The news of the death of children’s writer and illustrator Maurice Sendak rings all over the internet like fire bell last night. And that news still pains me this morning, deeply. The image above has been my computer’s wallpaper for almost two years, a screenshot taken from Spike Jonze’s movie adaptation of Sendak’s children’s book Where the Wild Things Are (the movie, bearing the same title, is the most heart-wrenching film I’ve seen in 2009). It shows Max, the child protagonist, and a Wild Thing, cleverly named as Carol, leisurely walking in a vast desert.

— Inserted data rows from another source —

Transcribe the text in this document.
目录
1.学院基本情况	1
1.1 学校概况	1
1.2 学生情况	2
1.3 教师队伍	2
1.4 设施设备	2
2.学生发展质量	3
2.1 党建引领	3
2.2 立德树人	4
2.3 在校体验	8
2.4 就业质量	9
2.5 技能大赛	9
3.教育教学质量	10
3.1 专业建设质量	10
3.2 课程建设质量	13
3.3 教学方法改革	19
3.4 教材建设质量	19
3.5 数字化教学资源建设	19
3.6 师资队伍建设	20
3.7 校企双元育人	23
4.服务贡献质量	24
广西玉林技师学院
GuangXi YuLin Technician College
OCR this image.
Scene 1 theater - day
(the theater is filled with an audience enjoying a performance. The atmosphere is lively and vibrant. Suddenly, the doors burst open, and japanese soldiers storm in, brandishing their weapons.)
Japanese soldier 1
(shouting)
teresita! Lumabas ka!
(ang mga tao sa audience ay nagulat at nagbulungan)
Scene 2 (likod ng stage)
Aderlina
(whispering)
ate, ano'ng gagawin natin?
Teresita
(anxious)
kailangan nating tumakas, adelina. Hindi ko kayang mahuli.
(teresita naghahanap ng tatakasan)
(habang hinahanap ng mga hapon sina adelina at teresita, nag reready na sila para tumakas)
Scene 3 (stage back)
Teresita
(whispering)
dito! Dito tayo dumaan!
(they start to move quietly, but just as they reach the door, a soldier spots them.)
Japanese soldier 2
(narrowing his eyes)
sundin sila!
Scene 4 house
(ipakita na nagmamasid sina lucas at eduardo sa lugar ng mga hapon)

I was never quite sure why I stuck to this picture for a long time until I re-read the book last night. I think I get it. I think it tells me that there’s a lifelong link between us, young ones and old ones, and a Wild Thing, that no matter how far we go, a Wild Thing will be forever with us, in us, bursting with outsized life, animated, daring, maybe even terrifying, and that we need a little bit of nightmares to get through the petty hardships, the requisite trials in life, the vast desert, to “let the wild rumpus start!” when a situation calls for it.
For that thought alone, I feel better. Even if Sendak has gone, his Wild Things are still with me, along with the rest of the Max’s in the world. And wherever he is going, I am sure that somewhere he will find his supper waiting for him “still warm.”